Gegen dieses Urteil hat der erkennende Senat die Revision zugelassen (Beschluß vom 27. Februar 1980).
Mit der Revision trägt der Kläger vor, es gehe ihm in der Sache um die Anerkennung des studentischen Arbeitsdienstes vom 22. März bis 5. Mai 1934. Diese Zeit müsse als Ersatzzeit angerechnet werden, weil er unmittelbar zur Ableistung des Arbeitsdienstes gezwungen worden sei. Im Falle der Weigerung wäre er zwangsweise exmatrikuliert worden und hätte sein Studium aufgeben müssen. Für Studenten in der Ausbildung habe es eine entsprechende gesetzliche Grundlage gegeben, die der Innen- und der Reichserziehungsminister im Jahre 1934 verfügt hätten. Er habe diese Vorschriften selbst im Aushang der Universität lesen können. Wenn das angefochtene Urteil die Ansicht vertrete, der Gesetzgeber habe bei Schaffung des § 28 Abs 1 Nr 1 des Angestelltenversicherungsgesetzes (AVG) die Situation der bereits im Studium befindlichen Personen gekannt, so sei das eine durch nichts zu belegende Hypothese.

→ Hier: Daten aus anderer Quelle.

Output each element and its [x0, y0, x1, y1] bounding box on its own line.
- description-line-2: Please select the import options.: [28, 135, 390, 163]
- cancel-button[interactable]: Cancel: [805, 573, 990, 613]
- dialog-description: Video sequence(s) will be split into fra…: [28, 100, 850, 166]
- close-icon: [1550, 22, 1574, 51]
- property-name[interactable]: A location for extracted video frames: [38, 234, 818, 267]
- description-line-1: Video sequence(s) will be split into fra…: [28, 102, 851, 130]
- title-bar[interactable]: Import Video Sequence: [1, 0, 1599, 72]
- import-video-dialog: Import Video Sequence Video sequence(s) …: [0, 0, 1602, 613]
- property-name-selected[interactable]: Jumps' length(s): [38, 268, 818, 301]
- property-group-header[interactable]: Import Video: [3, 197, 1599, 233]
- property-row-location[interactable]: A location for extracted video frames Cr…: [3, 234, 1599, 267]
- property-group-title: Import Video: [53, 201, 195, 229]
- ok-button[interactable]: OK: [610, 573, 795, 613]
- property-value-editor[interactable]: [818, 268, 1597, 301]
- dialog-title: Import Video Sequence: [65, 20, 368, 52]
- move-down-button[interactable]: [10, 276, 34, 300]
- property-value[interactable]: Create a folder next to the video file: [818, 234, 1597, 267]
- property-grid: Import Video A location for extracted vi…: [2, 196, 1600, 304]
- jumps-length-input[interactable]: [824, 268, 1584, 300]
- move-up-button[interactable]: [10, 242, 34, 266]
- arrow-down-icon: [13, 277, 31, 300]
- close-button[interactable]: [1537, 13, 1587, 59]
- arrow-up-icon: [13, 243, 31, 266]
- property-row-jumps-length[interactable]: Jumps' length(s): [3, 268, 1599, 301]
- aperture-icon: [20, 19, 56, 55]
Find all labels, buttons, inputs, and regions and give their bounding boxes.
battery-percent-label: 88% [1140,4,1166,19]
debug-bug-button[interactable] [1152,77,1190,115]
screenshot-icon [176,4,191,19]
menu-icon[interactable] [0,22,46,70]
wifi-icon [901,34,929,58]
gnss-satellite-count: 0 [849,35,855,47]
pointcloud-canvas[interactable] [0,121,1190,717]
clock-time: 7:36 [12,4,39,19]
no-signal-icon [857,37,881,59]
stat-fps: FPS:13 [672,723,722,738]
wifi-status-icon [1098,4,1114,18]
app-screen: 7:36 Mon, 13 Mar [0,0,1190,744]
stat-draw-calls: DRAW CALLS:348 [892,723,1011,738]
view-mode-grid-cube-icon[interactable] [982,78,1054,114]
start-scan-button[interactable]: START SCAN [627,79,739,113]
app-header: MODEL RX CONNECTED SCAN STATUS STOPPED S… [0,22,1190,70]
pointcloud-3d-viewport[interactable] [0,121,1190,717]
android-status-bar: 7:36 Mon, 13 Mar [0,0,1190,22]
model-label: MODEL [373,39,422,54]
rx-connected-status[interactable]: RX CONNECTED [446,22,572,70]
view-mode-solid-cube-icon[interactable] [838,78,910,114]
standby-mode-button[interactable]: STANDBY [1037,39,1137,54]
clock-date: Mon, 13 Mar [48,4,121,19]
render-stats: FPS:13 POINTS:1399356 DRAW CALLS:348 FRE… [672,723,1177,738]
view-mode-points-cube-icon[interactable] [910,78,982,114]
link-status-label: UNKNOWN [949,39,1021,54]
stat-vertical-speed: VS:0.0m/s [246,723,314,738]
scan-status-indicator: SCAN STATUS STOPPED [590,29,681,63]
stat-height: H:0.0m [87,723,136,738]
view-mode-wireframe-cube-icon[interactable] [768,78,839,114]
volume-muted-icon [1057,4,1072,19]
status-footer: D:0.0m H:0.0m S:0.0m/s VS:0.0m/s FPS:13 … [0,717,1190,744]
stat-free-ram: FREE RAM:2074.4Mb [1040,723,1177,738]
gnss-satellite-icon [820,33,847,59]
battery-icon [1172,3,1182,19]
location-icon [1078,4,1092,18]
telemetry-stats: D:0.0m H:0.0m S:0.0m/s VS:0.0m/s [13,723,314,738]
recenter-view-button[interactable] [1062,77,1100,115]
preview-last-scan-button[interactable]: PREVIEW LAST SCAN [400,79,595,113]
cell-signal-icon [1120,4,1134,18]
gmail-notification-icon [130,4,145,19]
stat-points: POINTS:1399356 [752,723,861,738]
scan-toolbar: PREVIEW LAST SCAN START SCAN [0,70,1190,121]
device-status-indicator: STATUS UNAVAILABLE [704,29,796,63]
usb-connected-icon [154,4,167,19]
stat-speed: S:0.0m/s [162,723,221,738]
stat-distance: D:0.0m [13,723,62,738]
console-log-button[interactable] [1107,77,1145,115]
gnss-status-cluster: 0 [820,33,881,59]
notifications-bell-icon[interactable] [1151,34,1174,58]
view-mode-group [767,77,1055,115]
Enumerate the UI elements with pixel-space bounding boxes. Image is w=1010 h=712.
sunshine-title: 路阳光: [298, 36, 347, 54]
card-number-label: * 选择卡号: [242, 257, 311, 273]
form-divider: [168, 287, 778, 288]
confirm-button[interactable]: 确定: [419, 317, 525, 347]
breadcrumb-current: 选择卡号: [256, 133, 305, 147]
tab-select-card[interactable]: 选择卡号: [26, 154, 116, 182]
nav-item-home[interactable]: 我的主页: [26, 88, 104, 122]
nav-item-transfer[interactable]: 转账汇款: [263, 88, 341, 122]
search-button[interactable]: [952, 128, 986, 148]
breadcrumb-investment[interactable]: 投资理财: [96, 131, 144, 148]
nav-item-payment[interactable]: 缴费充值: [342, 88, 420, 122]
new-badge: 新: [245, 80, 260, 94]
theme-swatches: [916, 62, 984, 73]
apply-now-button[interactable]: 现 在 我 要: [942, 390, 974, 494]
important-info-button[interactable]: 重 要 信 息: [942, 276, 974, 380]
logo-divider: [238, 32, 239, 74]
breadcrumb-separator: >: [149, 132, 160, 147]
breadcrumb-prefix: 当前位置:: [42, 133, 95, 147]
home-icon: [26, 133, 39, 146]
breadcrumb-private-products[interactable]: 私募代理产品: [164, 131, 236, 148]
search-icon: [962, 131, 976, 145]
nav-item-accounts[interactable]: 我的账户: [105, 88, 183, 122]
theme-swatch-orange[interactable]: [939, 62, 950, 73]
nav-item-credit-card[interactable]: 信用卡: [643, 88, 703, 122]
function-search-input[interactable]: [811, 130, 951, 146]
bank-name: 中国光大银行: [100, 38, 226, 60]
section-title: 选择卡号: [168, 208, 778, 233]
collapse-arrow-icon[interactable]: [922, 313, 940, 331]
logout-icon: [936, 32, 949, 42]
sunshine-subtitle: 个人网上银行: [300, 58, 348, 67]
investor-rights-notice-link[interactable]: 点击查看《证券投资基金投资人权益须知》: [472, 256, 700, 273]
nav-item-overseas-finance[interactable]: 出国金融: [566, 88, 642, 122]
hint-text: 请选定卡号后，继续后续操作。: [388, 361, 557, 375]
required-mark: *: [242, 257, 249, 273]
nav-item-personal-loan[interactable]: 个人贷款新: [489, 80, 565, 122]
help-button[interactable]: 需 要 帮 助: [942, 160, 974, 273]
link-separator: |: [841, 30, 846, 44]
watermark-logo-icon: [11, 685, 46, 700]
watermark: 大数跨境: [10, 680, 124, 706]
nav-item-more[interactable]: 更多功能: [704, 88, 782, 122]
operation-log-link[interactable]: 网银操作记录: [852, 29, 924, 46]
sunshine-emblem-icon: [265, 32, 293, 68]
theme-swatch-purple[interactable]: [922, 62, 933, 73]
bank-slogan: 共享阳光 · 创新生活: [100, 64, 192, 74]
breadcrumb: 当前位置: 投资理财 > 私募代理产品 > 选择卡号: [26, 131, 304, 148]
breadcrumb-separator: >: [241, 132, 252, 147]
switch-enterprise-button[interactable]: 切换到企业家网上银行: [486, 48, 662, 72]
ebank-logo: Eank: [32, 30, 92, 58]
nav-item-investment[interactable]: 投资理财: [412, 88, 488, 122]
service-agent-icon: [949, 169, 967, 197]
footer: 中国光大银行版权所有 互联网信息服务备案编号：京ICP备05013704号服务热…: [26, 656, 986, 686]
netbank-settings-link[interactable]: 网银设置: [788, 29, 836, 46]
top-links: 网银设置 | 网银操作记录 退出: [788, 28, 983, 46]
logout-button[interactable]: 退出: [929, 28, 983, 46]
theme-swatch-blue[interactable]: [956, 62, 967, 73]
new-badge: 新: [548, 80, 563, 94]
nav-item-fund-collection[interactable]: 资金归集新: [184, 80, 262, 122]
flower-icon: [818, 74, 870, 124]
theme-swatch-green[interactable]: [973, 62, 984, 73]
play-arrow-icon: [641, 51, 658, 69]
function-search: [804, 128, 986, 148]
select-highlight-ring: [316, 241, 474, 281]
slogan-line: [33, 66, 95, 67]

Eher liege ein Umkehrschluß auf der Hand, daß der Gesetzgeber gerade den Personenkreis, den er - Kläger - vertrete, von der gesetzlichen Regelung habe ausnehmen wollen. Wenn das Gesetz schweige, könne daraus nur ein für ihn günstiger Schluß gezogen werden.
Der Kläger beantragt,
das angefochtene Urteil aufzuheben und nach dem
Klageantrag zu erkennen.
Die Beklagte beantragt,
die Revision zurückzuweisen.
Sie meint, der vom Kläger geltend gedachte Arbeitsdienst könne nicht als Ersatzzeit berücksichtigt werden. Er sei nicht nach Einführung der Arbeitsdienstpflicht zum 1. Oktober 1935 absolviert worden. Der Kläger falle auch nicht unter die Verwaltungsvorschriften (VV) des Bundesministers für Arbeit und Sozialordnung (BMA) zu § 6 Buchst c des Bundesversorgungsgesetzes (BVG), wonach der ab 30. Juni 1934 verrichtete freiwillige Arbeitsdienst der männlichen Jugend als militärähnlicher Dienst anzusehen sei. Die Revision habe im übrigen nicht darlegen können, aus welchen Gründen eine unterschiedliche Behandlung des studentischen Arbeitsdienstes je nachdem, ob seine Erfüllung Voraussetzung für die Aufnahme des Studiums oder für dessen Fortsetzung gewesen ist, gerechtfertigt sein solle.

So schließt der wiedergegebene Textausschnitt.